# new to pier, surf fishing



## arkiehunter (Jan 15, 2009)

hey guys, ive been reading in the forum for awhile and just had some questions seeing as how my time is drawing close to be moving down florida way. i live in arkansas and do mostly bass, carppie and catfishing. i would like to try all the aspects of fishing that are able to be done done there. anyways, question is i have a penn 209 that i use for river fishing for catfish. would that be acceptable for use on the peirs and in the surf? also from what ive read i would guess i need to get a few different poles to use for the diff places, but would the 209 work for both. thanks steven


----------



## Sailor50 (Nov 8, 2007)

Not that familiar with a 209 but most people use a spinning reel on the beach or pier. I normally take a light penn 550 reel/7' rod and a larger Penn 750 reel/ 8-10' rod to the pier. Or a comparable Shimano. And, about the same for the beach, but usually take another Penn 750/10'rod so I can put 2 rigs out and use the small one to cast. Normally want a longer rod for the beach, but 8-10'ok if just getting started. Do a search on here and you can get a lot more good info.


----------



## fred (Dec 28, 2008)

The 209 will work where you have some weight to throw, but for free-lining live bait or drifting naked cigar minnows from a pier you will be limited to letting them drift in the wind and current when they are together or one really dominates-sometimes the wind and current oppose each other. A live bait will head straight back to the pier if you don't cast him far enough away from it.
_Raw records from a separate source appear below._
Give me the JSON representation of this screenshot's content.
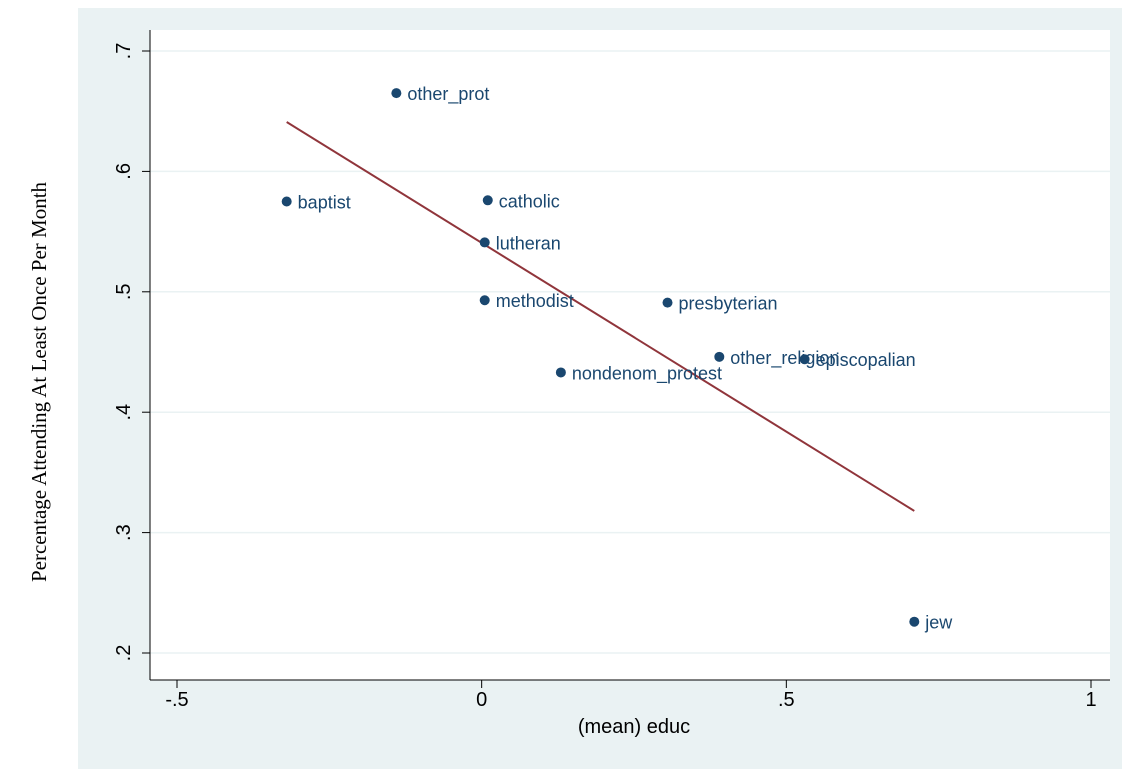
{
  "chart_data": {
    "type": "scatter",
    "xlabel": "(mean) educ",
    "ylabel": "Percentage Attending At Least Once Per Month",
    "xlim": [
      -0.52,
      1.05
    ],
    "ylim": [
      0.195,
      0.725
    ],
    "xticks": [
      {
        "value": -0.5,
        "label": "-.5"
      },
      {
        "value": 0,
        "label": "0"
      },
      {
        "value": 0.5,
        "label": ".5"
      },
      {
        "value": 1,
        "label": "1"
      }
    ],
    "yticks": [
      {
        "value": 0.2,
        "label": ".2"
      },
      {
        "value": 0.3,
        "label": ".3"
      },
      {
        "value": 0.4,
        "label": ".4"
      },
      {
        "value": 0.5,
        "label": ".5"
      },
      {
        "value": 0.6,
        "label": ".6"
      },
      {
        "value": 0.7,
        "label": ".7"
      }
    ],
    "grid": "horizontal",
    "points": [
      {
        "label": "other_prot",
        "x": -0.14,
        "y": 0.665
      },
      {
        "label": "baptist",
        "x": -0.32,
        "y": 0.575
      },
      {
        "label": "catholic",
        "x": 0.01,
        "y": 0.576
      },
      {
        "label": "lutheran",
        "x": 0.005,
        "y": 0.541
      },
      {
        "label": "methodist",
        "x": 0.005,
        "y": 0.493
      },
      {
        "label": "presbyterian",
        "x": 0.305,
        "y": 0.491
      },
      {
        "label": "nondenom_protest",
        "x": 0.13,
        "y": 0.433
      },
      {
        "label": "other_religion",
        "x": 0.39,
        "y": 0.446
      },
      {
        "label": "episcopalian",
        "x": 0.53,
        "y": 0.444
      },
      {
        "label": "jew",
        "x": 0.71,
        "y": 0.226
      }
    ],
    "fit_line": {
      "x1": -0.32,
      "y1": 0.641,
      "x2": 0.71,
      "y2": 0.318
    },
    "colors": {
      "outer_background": "#ffffff",
      "plot_region": "#eaf2f3",
      "plot_area": "#ffffff",
      "grid": "#eaf2f3",
      "marker": "#1a476f",
      "marker_label": "#1a476f",
      "fit_line": "#90353b",
      "axis": "#000000",
      "text": "#000000"
    }
  }
}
These are the two most productive methods for king mackeral. And you will probably want to fish for them on a pier. The 209 is a keeper, but I would put a larger spinning reel on my wish list ahead of more rods for the 209.


----------



## arkiehunter (Jan 15, 2009)

thanks for the replys guys. here in arkansas its kinda hard to find those bigger spincast reels but i will be on the lookout. i guess the penn, being a baitcast reel, would porbally be better suited for the surf where i could use more weight to get the bait out past the breaks and stuff. again thanks, steven


----------